If you'd like some reading material:

The Rise and Faull of the Third Reich by William L Shirer - the single best historical overview

Anti-Semite and Jew - by Jean-Paul Sartre - an examination of the fundamental dynamic of nazi ideology

The Nazi Conscience by Claudia Koonz - examines the nazi worldview in detail

Kill All Normies by Angela Nagel - examining the intersection of chan culture and far-right ideology

* What we have with Daily Stormer is a quite literal database of interactions of people who self identify as Nazis... I'd say deleting it is not the most productive thing we could do with such information.*

True, but it's not some petri dish that you can keep isolated in a lab, is it? You have to balance the benefit of what you might learn against the costs that their organizing activity imposes on other people.

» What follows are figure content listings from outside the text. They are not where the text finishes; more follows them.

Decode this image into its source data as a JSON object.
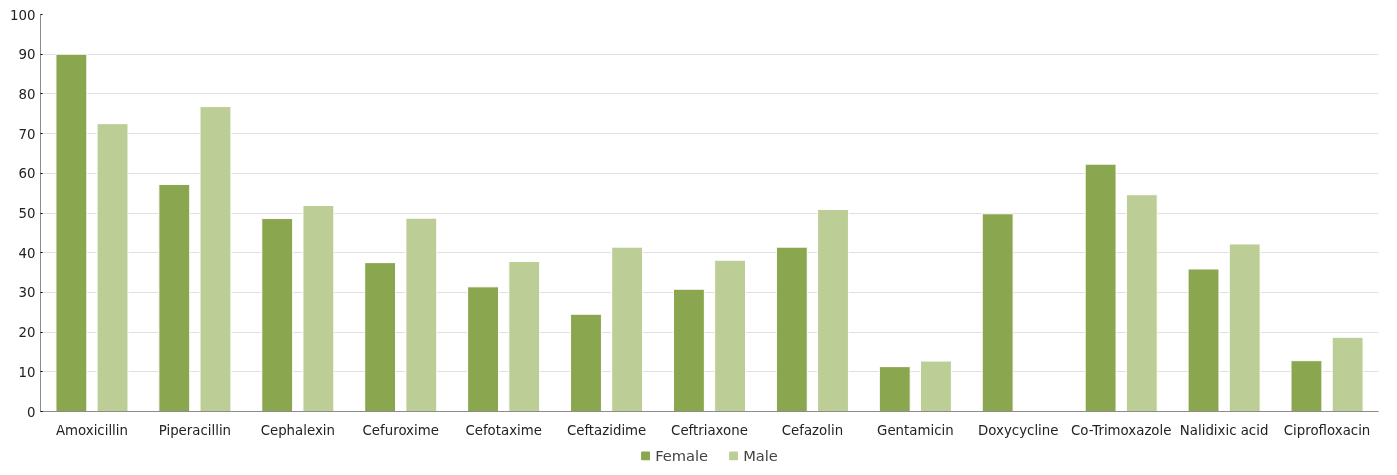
{
  "chart_data": {
    "type": "bar",
    "categories": [
      "Amoxicillin",
      "Piperacillin",
      "Cephalexin",
      "Cefuroxime",
      "Cefotaxime",
      "Ceftazidime",
      "Ceftriaxone",
      "Cefazolin",
      "Gentamicin",
      "Doxycycline",
      "Co-Trimoxazole",
      "Nalidixic acid",
      "Ciprofloxacin"
    ],
    "series": [
      {
        "name": "Female",
        "color": "#8aa64e",
        "values": [
          90,
          57.2,
          48.6,
          37.5,
          31.4,
          24.5,
          30.8,
          41.4,
          11.3,
          49.8,
          62.3,
          35.9,
          12.8
        ]
      },
      {
        "name": "Male",
        "color": "#bccd96",
        "values": [
          72.5,
          76.8,
          51.9,
          48.7,
          37.8,
          41.4,
          38.1,
          50.9,
          12.7,
          null,
          54.6,
          42.2,
          18.7
        ]
      }
    ],
    "ylim": [
      0,
      100
    ],
    "yticks": [
      0,
      10,
      20,
      30,
      40,
      50,
      60,
      70,
      80,
      90,
      100
    ],
    "grid": "y",
    "legend": "bottom"
  }
}
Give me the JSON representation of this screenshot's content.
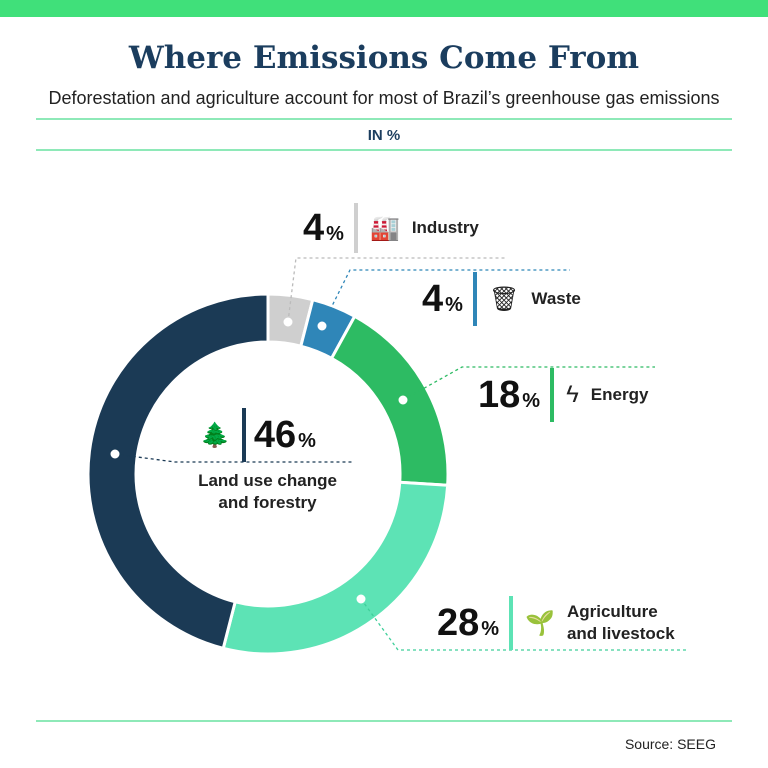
{
  "header": {
    "title": "Where Emissions Come From",
    "subtitle": "Deforestation and agriculture account for most of Brazil’s greenhouse gas emissions",
    "unit": "IN %"
  },
  "chart_data": {
    "type": "pie",
    "donut": true,
    "title": "Where Emissions Come From",
    "unit": "%",
    "categories": [
      "Industry",
      "Waste",
      "Energy",
      "Agriculture and livestock",
      "Land use change and forestry"
    ],
    "values": [
      4,
      4,
      18,
      28,
      46
    ],
    "colors": [
      "#cfcfcf",
      "#2f86b8",
      "#2dbb63",
      "#5de3b5",
      "#1b3a55"
    ],
    "start": "top, clockwise"
  },
  "labels": [
    {
      "pct": "4",
      "sym": "%",
      "name": "Industry",
      "icon": "factory-icon"
    },
    {
      "pct": "4",
      "sym": "%",
      "name": "Waste",
      "icon": "waste-bin-icon"
    },
    {
      "pct": "18",
      "sym": "%",
      "name": "Energy",
      "icon": "lightning-icon"
    },
    {
      "pct": "28",
      "sym": "%",
      "name": "Agriculture and livestock",
      "name1": "Agriculture",
      "name2": "and livestock",
      "icon": "agriculture-icon"
    },
    {
      "pct": "46",
      "sym": "%",
      "name1": "Land use change",
      "name2": "and forestry",
      "icon": "forest-icon"
    }
  ],
  "footer": {
    "source": "Source: SEEG"
  }
}
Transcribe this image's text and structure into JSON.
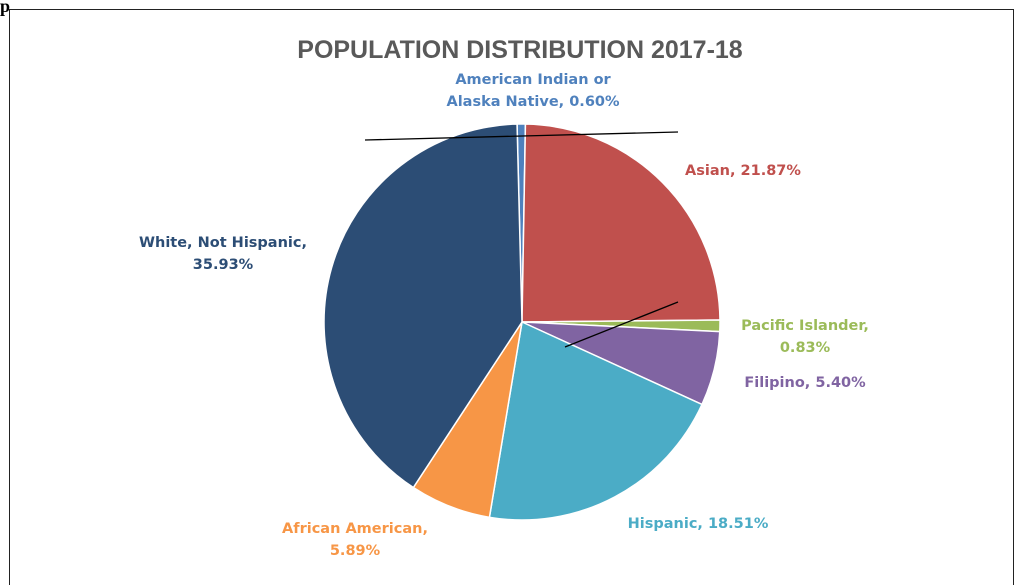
{
  "header_fragment": "p",
  "chart_data": {
    "type": "pie",
    "title": "POPULATION DISTRIBUTION 2017-18",
    "slices": [
      {
        "label_lines": [
          "American Indian or",
          "Alaska Native, 0.60%"
        ],
        "value": 0.6,
        "color": "#4f81bd"
      },
      {
        "label_lines": [
          "Asian, 21.87%"
        ],
        "value": 21.87,
        "color": "#c0504d"
      },
      {
        "label_lines": [
          "Pacific Islander,",
          "0.83%"
        ],
        "value": 0.83,
        "color": "#9bbb59"
      },
      {
        "label_lines": [
          "Filipino, 5.40%"
        ],
        "value": 5.4,
        "color": "#8064a2"
      },
      {
        "label_lines": [
          "Hispanic, 18.51%"
        ],
        "value": 18.51,
        "color": "#4bacc6"
      },
      {
        "label_lines": [
          "African American,",
          "5.89%"
        ],
        "value": 5.89,
        "color": "#f79646"
      },
      {
        "label_lines": [
          "White, Not Hispanic,",
          "35.93%"
        ],
        "value": 35.93,
        "color": "#2c4d75"
      }
    ],
    "legend": "none"
  }
}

I don't want to defend Nazis, but I don't trust our society to accurately identify Nazis. We already see people who question political orthodoxy getting fired for "being intolerant", and there are a lot of people (even in my workplace) who sincerely believe that anyone who voted for Trump (close to 50% of our country) is a closet Nazi. Some people even question whether free-speech advocates are Nazis ("Why else would someone defend the speech rights of Nazis?"). The reason the left took an absolutist position on free speech in previous decades is because there isn't a good test for identifying deplorable speech--maybe today censorship sounds appealing to you, but consider the precedent you're proposing for the next cultural administration (if you indeed believe the country is 50% Nazi, you should be very concerned about weakening free speech).

EDIT: One other important point--who's to say that censoring Nazis is even an effective way to limit the spread of the ideology? It could well galvanize Nazis or push those on the fence over to the wrong side. What are our motives? Are we more interested in limiting the spread of intolerance, or do we want to make sure there are plenty of Nazis to punch?


> close to 50% of our country

You mean close to 50% of registered voters. Which are less than 40% of the population who are eligible voters. And that number is probably off too, thanks to voter suppression, disenfranchisement, and gerrymandering of voting districts.

Furthermore, it was the electoral college who decided who the president should be, in many cases going against the popular vote within their state. When you understand how the electoral votes are decided upon, the number of voters who voted for our current president grows even smaller.

In short, it's a relative minority who actually voted for Trump, and all the voters together are in the minority of all eligible citizens who can vote. Why those others didn't vote is up for debate, but I've already mentioned three potential reasons (not counting apathy).

So that other portion of the population that didn't vote - we have no idea how they stand ideologically on political and social issues. But we can certainly say there's a percentage of them who would have voted for Trump, and the ideology that supports him.

Greater than 50% of the population? Not likely. But it isn't a small percentage, either (in fact, it is probably somewhere close to his polling numbers - around 30%).


How is this relevant? My 50% figure is a rough estimate based on the voting population as a sample of the overall population. Even if the actual number is closer to 30%, my point stands--any one who believes that 1 in 3 people in the U.S. is a Nazi are deluding themselves (or more likely, they've broadened the definition of 'Nazi' to include more people who disagree with them politically so they can feel morally superior).


>That's great until the mob with torches are outside your door calling for your blood.

I hope you realize that's exactly what you're doing.

>No one is loosely throwing around the term Nazi, these groups self identify as American nazis, carry fucking nazi flags, are on video chanting "jews will not replace us".

Yes, there were a handful of those. And there were a whole bunch of other people who're simply tired of being the only ethnic group that's not allowed to advocate for its own interests.